Já sentiram as lágrimas da terra? Já, e nem repararam...quando chove! Porque só reclamamos que é uma tristeza, é uma chatice estar a chover, que fica tudo cinzento e triste, que parece que as pessoas adormecem, que seca...! Parece noite todo o dia. 

E os nossos pés, lá continuam, firmes, resistentes, às vezes o dia todo encharcados em água e resistem, porque recolhem, respeitam e tentam transformar as lágrimas da terra em coisas boas! 

Os nosso pés aguentam! E os caminhos que percorremos com eles encharcados também aguentam, o nosso peso, a nossa resmunguice, o nosso desagrado, o nosso cansaço. Ai, se os caminhos falassem! 

Enquanto os nosso pés percorrem os caminhos, nem olhamos para eles, ou se olhamos é para ver se não pisamos dejetos de animais ou se encontramos dinheiro. Não pensamos nas pessoas que deram no duro vários dias ou meses a construir os passeios que nos tornam as caminhadas mais seguras, nem o que eles sofreram. 
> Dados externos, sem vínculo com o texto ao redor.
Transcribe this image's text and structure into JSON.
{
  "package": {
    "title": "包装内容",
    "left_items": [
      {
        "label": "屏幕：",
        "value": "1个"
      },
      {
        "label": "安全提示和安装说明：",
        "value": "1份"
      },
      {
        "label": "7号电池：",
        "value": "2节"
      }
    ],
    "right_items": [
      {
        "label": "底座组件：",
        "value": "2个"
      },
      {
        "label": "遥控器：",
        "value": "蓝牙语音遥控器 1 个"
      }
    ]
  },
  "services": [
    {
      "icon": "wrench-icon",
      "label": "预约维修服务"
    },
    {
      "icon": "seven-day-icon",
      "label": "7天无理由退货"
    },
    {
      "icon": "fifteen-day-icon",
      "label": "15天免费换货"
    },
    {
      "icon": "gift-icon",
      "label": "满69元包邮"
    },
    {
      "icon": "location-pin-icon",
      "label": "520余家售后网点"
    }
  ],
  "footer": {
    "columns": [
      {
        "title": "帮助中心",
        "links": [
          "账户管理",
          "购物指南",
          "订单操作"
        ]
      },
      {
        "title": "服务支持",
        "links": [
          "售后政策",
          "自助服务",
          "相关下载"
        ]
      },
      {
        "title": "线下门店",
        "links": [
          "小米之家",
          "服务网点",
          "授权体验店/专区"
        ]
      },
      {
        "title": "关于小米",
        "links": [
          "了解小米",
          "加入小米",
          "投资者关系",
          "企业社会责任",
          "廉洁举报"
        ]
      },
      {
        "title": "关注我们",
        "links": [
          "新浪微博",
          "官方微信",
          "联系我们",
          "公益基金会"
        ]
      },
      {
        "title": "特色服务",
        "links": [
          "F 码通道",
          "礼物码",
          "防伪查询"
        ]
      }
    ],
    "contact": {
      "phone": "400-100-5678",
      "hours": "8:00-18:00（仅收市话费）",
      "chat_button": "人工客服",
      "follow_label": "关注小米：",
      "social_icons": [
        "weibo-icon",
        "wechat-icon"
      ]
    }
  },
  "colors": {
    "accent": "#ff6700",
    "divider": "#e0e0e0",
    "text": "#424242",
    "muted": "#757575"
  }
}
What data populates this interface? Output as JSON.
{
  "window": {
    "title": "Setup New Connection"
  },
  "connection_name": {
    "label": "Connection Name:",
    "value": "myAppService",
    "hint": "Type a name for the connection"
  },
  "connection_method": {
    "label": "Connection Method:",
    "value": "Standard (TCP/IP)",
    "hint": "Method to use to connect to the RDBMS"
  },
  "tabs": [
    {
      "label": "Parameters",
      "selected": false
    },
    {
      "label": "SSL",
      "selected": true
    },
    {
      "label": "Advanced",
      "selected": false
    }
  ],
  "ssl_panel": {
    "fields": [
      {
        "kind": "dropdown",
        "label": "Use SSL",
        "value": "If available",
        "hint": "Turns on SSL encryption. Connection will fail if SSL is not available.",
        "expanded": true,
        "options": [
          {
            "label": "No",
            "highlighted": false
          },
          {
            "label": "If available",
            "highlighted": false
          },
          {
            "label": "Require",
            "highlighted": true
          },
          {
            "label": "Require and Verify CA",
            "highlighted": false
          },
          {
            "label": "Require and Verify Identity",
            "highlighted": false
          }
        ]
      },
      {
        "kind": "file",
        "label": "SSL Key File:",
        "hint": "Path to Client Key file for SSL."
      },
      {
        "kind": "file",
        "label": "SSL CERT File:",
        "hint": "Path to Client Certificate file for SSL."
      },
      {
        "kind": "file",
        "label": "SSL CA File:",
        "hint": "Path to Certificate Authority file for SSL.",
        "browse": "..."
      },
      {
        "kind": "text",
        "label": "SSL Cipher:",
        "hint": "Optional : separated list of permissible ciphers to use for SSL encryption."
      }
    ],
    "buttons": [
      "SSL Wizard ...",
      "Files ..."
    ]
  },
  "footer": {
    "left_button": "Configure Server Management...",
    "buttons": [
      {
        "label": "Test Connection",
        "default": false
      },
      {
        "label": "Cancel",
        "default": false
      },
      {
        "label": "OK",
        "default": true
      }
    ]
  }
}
Às vezes, a Terra é o reflexo do que sentimos, ou seremos nós, que nos refletimos na Terra…? Penso muitas vezes nisso. Não há respostas corretas…tudo depende da perspetiva!

Sinto a raiva da Terra…nas buzinas e na poluição, nas guerras, nos gritos, na impaciência, e a paz! Enquanto caminho sinto o meu corpo e os meus ossos…a minha respiração. 

Sinto a respiração da Natureza e da Terra, as suas pulsações que se fundem e confundem nas minhas, as suas carícias nas brisas e as suas explosões de mau humor nas ventanias.  

Sinto vida, e sinto-me viva enquanto caminho, sinto a vida da Terra…em tudo o que mexe diante dos meus olhos, e nas coisas mais simples. Sinto a magia e o recomeço…o fim…e o renascimento…

Às vezes, enquanto caminho…os meus pés fazem-me caminhar por outros locais, onde sinto outras emoções, onde brinco com seres mágicos, danço, rio, converso e choro. Tenho os meus pés biológicos, e os meus pés imaginários. 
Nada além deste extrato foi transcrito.